Wood Destroying Insect Report (W.D.I )

 Buying or selling a home can be a monumental task and termite control is  always a part of the process. You may need a WDI or Wood Destroying  Insect Report. We are a professional licensed termite and pest control  company and have been doing termite work since 2000. If you're buying or  selling, let us worry about termite control for your property. 

About the WDI Inspection

 A wood destroying insect report, or WDI, discloses the visually detected  presence or absence of wood destroying insects and evidence of their  existence in homes, buildings, or other structures. After performing the  required inspection, our inspector completes the WDI on a document  issued by the Texas Department Of Agriculture  called Form SPCS/T-4. All reports giving the same day. The report will have a graph of the home and other structures that was inspected. The report documents information pertaining to wood destroying insects  that include termites, carpenter ants, carpenter bees, and re-infesting  wood boring beetles. If the inspector finds visible indications of such  wood destroying insects, the report will note the type of evidence  observed.  The report will further state whether or not treatment is recommended for the control of specified wood destroying insects. 
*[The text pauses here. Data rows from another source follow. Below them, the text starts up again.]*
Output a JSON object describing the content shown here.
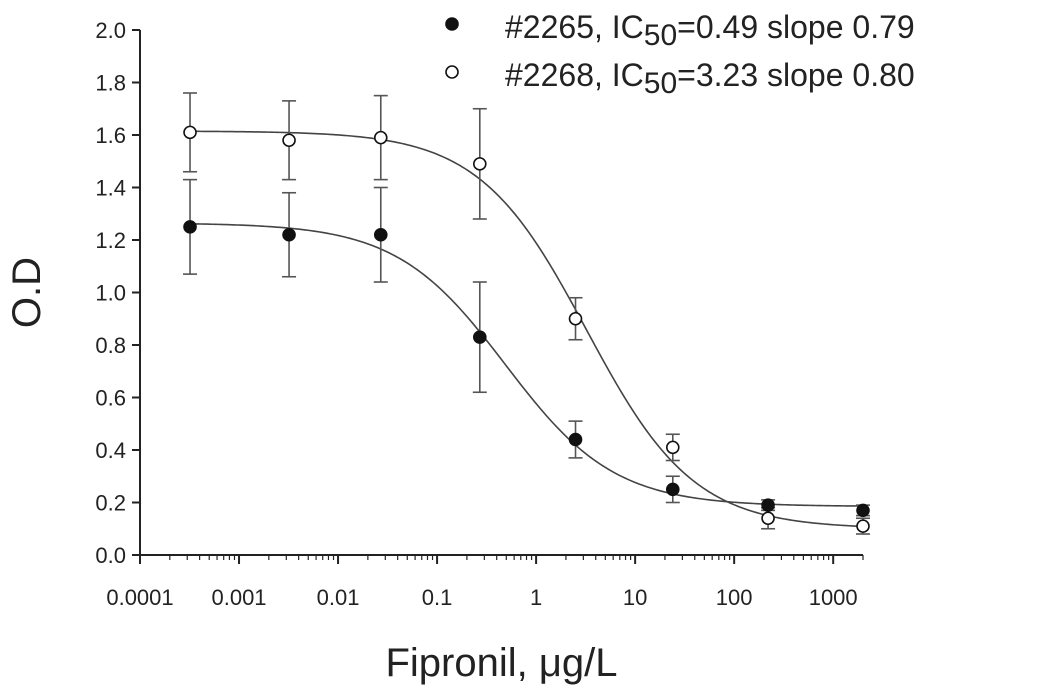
{
  "chart_data": {
    "type": "scatter",
    "xlabel": "Fipronil, μg/L",
    "ylabel": "O.D",
    "x_scale": "log",
    "xlim": [
      0.0001,
      2000
    ],
    "ylim": [
      0.0,
      2.0
    ],
    "x_ticks": [
      0.0001,
      0.001,
      0.01,
      0.1,
      1,
      10,
      100,
      1000
    ],
    "x_tick_labels": [
      "0.0001",
      "0.001",
      "0.01",
      "0.1",
      "1",
      "10",
      "100",
      "1000"
    ],
    "y_ticks": [
      0.0,
      0.2,
      0.4,
      0.6,
      0.8,
      1.0,
      1.2,
      1.4,
      1.6,
      1.8,
      2.0
    ],
    "y_tick_labels": [
      "0.0",
      "0.2",
      "0.4",
      "0.6",
      "0.8",
      "1.0",
      "1.2",
      "1.4",
      "1.6",
      "1.8",
      "2.0"
    ],
    "grid": false,
    "legend_position": "top-right",
    "series": [
      {
        "name": "#2265, IC50=0.49 slope 0.79",
        "legend_prefix": "#2265, IC",
        "legend_sub": "50",
        "legend_suffix": "=0.49 slope 0.79",
        "marker": "filled-circle",
        "color": "#111111",
        "x": [
          0.00032,
          0.0032,
          0.027,
          0.27,
          2.5,
          24,
          220,
          2000
        ],
        "y": [
          1.25,
          1.22,
          1.22,
          0.83,
          0.44,
          0.25,
          0.19,
          0.17
        ],
        "err": [
          0.18,
          0.16,
          0.18,
          0.21,
          0.07,
          0.05,
          0.02,
          0.02
        ],
        "fit": {
          "top": 1.265,
          "bottom": 0.185,
          "ic50": 0.49,
          "hill": 0.79
        }
      },
      {
        "name": "#2268, IC50=3.23 slope 0.80",
        "legend_prefix": "#2268, IC",
        "legend_sub": "50",
        "legend_suffix": "=3.23 slope 0.80",
        "marker": "open-circle",
        "color": "#111111",
        "x": [
          0.00032,
          0.0032,
          0.027,
          0.27,
          2.5,
          24,
          220,
          2000
        ],
        "y": [
          1.61,
          1.58,
          1.59,
          1.49,
          0.9,
          0.41,
          0.14,
          0.11
        ],
        "err": [
          0.15,
          0.15,
          0.16,
          0.21,
          0.08,
          0.05,
          0.04,
          0.03
        ],
        "fit": {
          "top": 1.615,
          "bottom": 0.1,
          "ic50": 3.23,
          "hill": 0.8
        }
      }
    ]
  }
}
How is WDI inspection performed ?

An inspector will conduct a  thorough visual examination of the readily accessible parts of the  structure. This includes attics or crawlspaces with sufficient room for  clearance that can be entered at the time of the inspection. Areas that  require breaking, removing, or dismantling parts of the structure such  as wall coverings or siding are omitted from the inspection.  Inaccessible areas are noted in the report. The inspection for the  report includes probing and/or sounding of accessible areas to search  for visual evidence of wood destroying insects. The evidence sought for  the report includes indications of present or prior activity of  wood-destroying insects visible in, on, or under a structure.  Permanently attached structural elements such as decks and porches are  generally evaluated in the inspection.